The Cambridge Companion to Old English Literature

The Cambridge Companion to Old English Literature PDF Author: Malcolm Godden
Publisher: Cambridge University Press
ISBN: 052119332X
Category : History
Languages : en
Pages : 381

Book Description
This updated edition has been thoroughly revised to take account of recent scholarship and includes five new chapters.

The Cambridge Companion to Virgil

The Cambridge Companion to Virgil PDF Author: Charles Martindale
Publisher: Cambridge University Press
ISBN: 9780521498852
Category : History
Languages : en
Pages : 408

Book Description
Virgil became a school author in his own lifetime and the centre of the Western canon for the next 1800 years, exerting a major influence on European literature, art, and politics. This Companion is designed as an indispensable guide for anyone seeking a fuller understanding of an author critical to so many disciplines.

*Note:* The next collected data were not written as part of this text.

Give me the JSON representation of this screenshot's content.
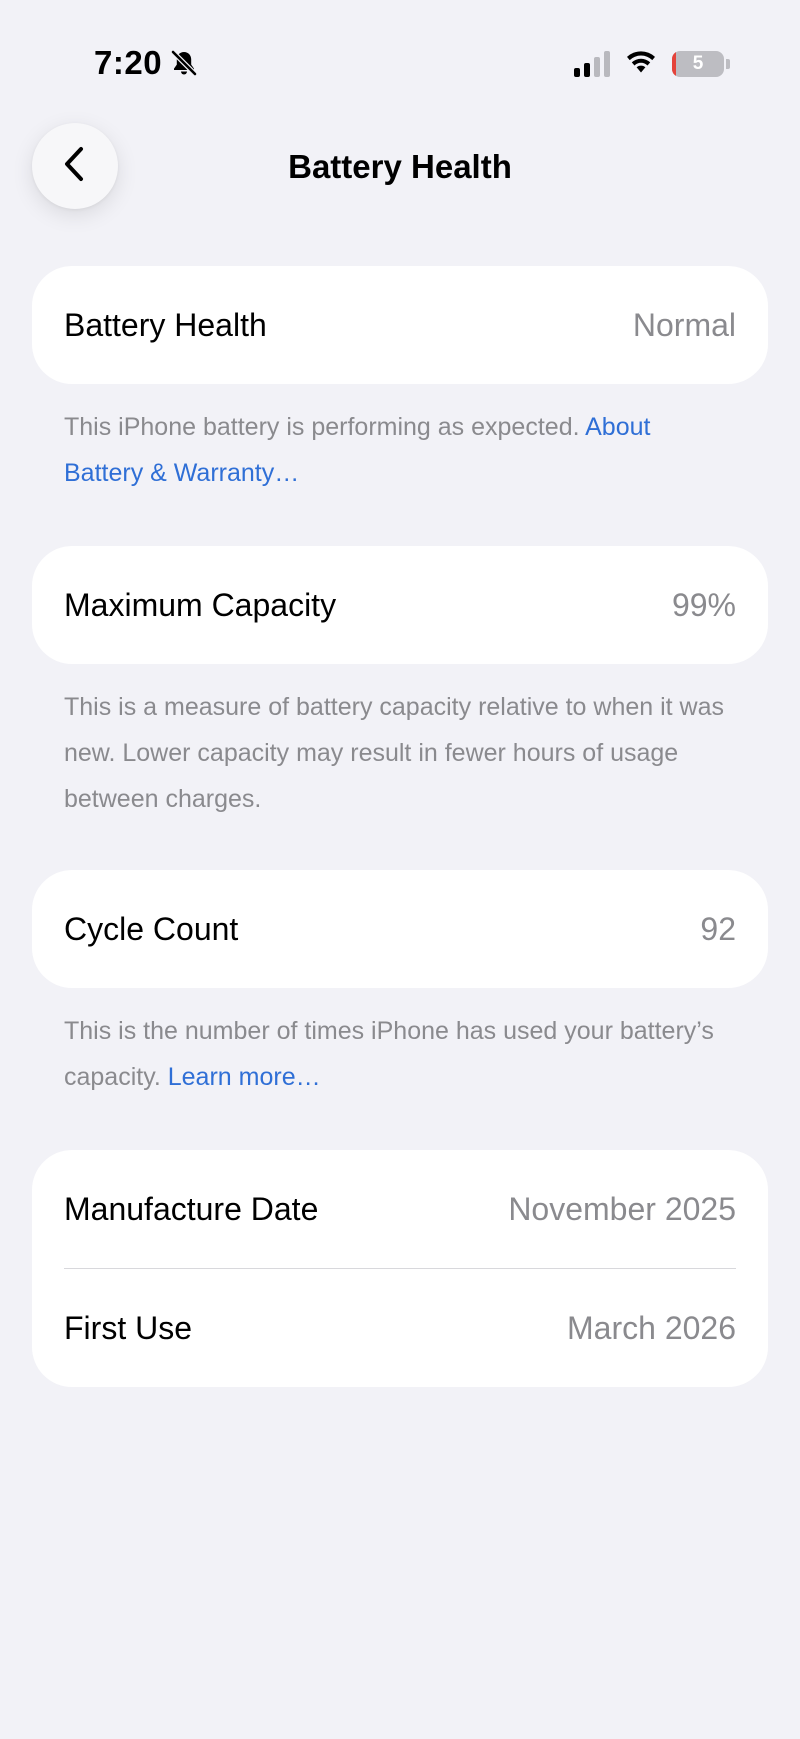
{
  "status_bar": {
    "time": "7:20",
    "battery_level": "5",
    "battery_fraction": 0.05,
    "icons": [
      "bell-slash-icon",
      "signal-icon",
      "wifi-icon",
      "battery-icon"
    ]
  },
  "nav": {
    "back_icon": "chevron-left-icon",
    "title": "Battery Health"
  },
  "sections": {
    "health": {
      "label": "Battery Health",
      "value": "Normal",
      "note_text": "This iPhone battery is performing as expected. ",
      "note_link": "About Battery & Warranty…"
    },
    "capacity": {
      "label": "Maximum Capacity",
      "value": "99%",
      "note_text": "This is a measure of battery capacity relative to when it was new. Lower capacity may result in fewer hours of usage between charges."
    },
    "cycles": {
      "label": "Cycle Count",
      "value": "92",
      "note_text": "This is the number of times iPhone has used your battery’s capacity. ",
      "note_link": "Learn more…"
    },
    "dates": {
      "manufacture_label": "Manufacture Date",
      "manufacture_value": "November 2025",
      "first_use_label": "First Use",
      "first_use_value": "March 2026"
    }
  },
  "colors": {
    "background": "#f2f2f7",
    "card": "#ffffff",
    "secondary_text": "#8a8a8e",
    "link": "#2f6fd6",
    "battery_low": "#e5433a"
  }
}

It consists of essays by seventeen scholars from Britain, the USA, Ireland and Italy which offer a range of different perspectives both traditional and innovative on Virgil's works, and a renewed sense of why Virgil matters today. The Companion is divided into four main sections, focussing on reception, genre, context, and form. This ground-breaking book not only provides a wealth of material for an informed reading but also offers sophisticated insights which point to the shape of Virgilian scholarship and criticism to come.

The Cambridge Companion to Fiction in the Romantic Period

The Cambridge Companion to Fiction in the Romantic Period PDF Author: Richard Maxwell
Publisher: Cambridge University Press
ISBN: 9781139827911
Category : Literary Criticism
Languages : en
Pages : 309

Book Description
While poetry has been the genre most closely associated with the Romantic period, the novel of the late eighteenth and early nineteenth centuries has attracted many more readers and students in recent years. Its canon has been widened to include less well known authors alongside Jane Austen, Walter Scott, Maria Edgeworth and Thomas Love Peacock. Over the last generation, especially, a remarkable range of popular works from the period have been re-discovered and reread intensively. This Companion offers an overview of British fiction written between roughly the mid-1760s and the early 1830s and is an ideal guide to the major authors, historical and cultural contexts, and later critical reception. The contributors to this volume represent the most up-to-date directions in scholarship, charting the ways in which the period's social, political and intellectual redefinitions created new fictional subjects, forms and audiences.